Moreover, men whose wives started drinking heavily were three times more likely to start doing so themselves, while a woman whose husband began drinking a lot was only about twice as likely to join him.
The reason behind these gender differences isn't clear, although the fact that heavy drinking is less socially acceptable for women might be a factor, says one of the study authors, Dr. J. Niels Rosenquist, M.D., a research fellow in health-care policy at Harvard Medical School.
"You might notice more if a female friend starts drinking heavily," he says.
The study findings suggest that encouraging healthy behavior requires targeting entire social networks, not just individuals, experts say.
"There's a long tradition of examining group norm influences on individuals and health behaviors, but few studies have the extent of the data that this one is working with," says H. Wesley Perkins, Ph.D., a professor of sociology at Hobart and William Smith Colleges, in Geneva, New York. "This study takes us a lot further. It's great support for those of us working in the alcohol field who are emphasizing the strong influence of social and peer norms."
Perkins wasn't involved in the new study, but he has conducted similar research on the effect of peer behavior and attitudes on alcohol use in teenagers and young adults.
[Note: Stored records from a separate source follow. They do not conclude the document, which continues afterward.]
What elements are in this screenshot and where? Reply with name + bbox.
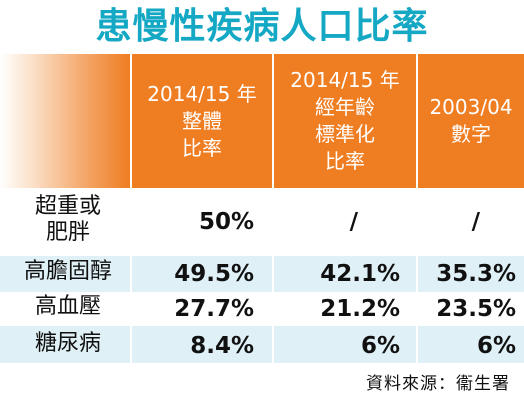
column-header-line: 經年齡 bbox=[314, 95, 375, 119]
page-title: 患慢性疾病人口比率 bbox=[95, 6, 429, 47]
table-row bbox=[0, 256, 524, 292]
table-cell: 21.2% bbox=[320, 296, 400, 322]
header-corner bbox=[0, 54, 130, 188]
row-label: 超重或 肥胖 bbox=[6, 194, 130, 246]
table-cell: 27.7% bbox=[174, 296, 254, 322]
table-cell: 50% bbox=[198, 209, 254, 235]
table-cell: 8.4% bbox=[190, 333, 254, 359]
row-label: 高膽固醇 bbox=[6, 259, 130, 285]
column-header-line: 2014/15 年 bbox=[147, 81, 257, 106]
row-label-line: 高膽固醇 bbox=[23, 259, 112, 284]
column-header-line: 2003/04 bbox=[429, 95, 513, 119]
row-label-line: 高血壓 bbox=[34, 294, 101, 319]
table-cell: 6% bbox=[476, 333, 516, 359]
column-divider bbox=[272, 54, 274, 399]
row-label: 高血壓 bbox=[6, 294, 130, 320]
column-header-2003-figure: 2003/04 數字 bbox=[418, 54, 524, 188]
row-label-line: 肥胖 bbox=[45, 220, 90, 245]
row-label: 糖尿病 bbox=[6, 331, 130, 357]
table-row bbox=[0, 326, 524, 363]
table-cell: 35.3% bbox=[436, 261, 516, 287]
column-header-age-standardized-rate: 2014/15 年 經年齡 標準化 比率 bbox=[274, 54, 416, 188]
table-cell: 49.5% bbox=[174, 261, 254, 287]
source-note: 資料來源：衞生署 bbox=[366, 374, 510, 394]
column-header-line: 比率 bbox=[324, 149, 365, 173]
table-row bbox=[0, 292, 524, 326]
column-header-line: 2014/15 年 bbox=[290, 68, 400, 92]
table-cell: 42.1% bbox=[320, 261, 400, 287]
row-label-line: 超重或 bbox=[34, 194, 101, 219]
column-header-overall-rate: 2014/15 年 整體 比率 bbox=[132, 54, 272, 188]
column-divider bbox=[416, 54, 418, 399]
table-cell: 6% bbox=[360, 333, 400, 359]
column-divider bbox=[130, 54, 132, 399]
column-header-line: 比率 bbox=[181, 135, 222, 160]
table-cell: 23.5% bbox=[436, 296, 516, 322]
table-row bbox=[0, 188, 524, 256]
table-cell: / bbox=[471, 209, 480, 235]
row-label-line: 糖尿病 bbox=[34, 331, 101, 356]
column-header-line: 標準化 bbox=[314, 122, 375, 146]
column-header-line: 整體 bbox=[181, 108, 222, 133]
table-cell: / bbox=[349, 209, 358, 235]
column-header-line: 數字 bbox=[451, 122, 491, 146]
For instance, he has shown that heavy drinkers tend to think that everyone else drinks a lot too, and that when alcohol abusers learn about their peers' real drinking behavior, they tend to moderate their own drinking.
"Although we have always considered the roles of peers, families, and neighbors in all risk behaviors, including alcohol use, researchers like me have not done an adequate job of developing effective interventions to change social networks," says Scott Rhodes, Ph.D., a public health scientist at Wake Forest University School of Medicine, in Winston-Salem, North Carolina.
"We must move beyond the individual," he adds.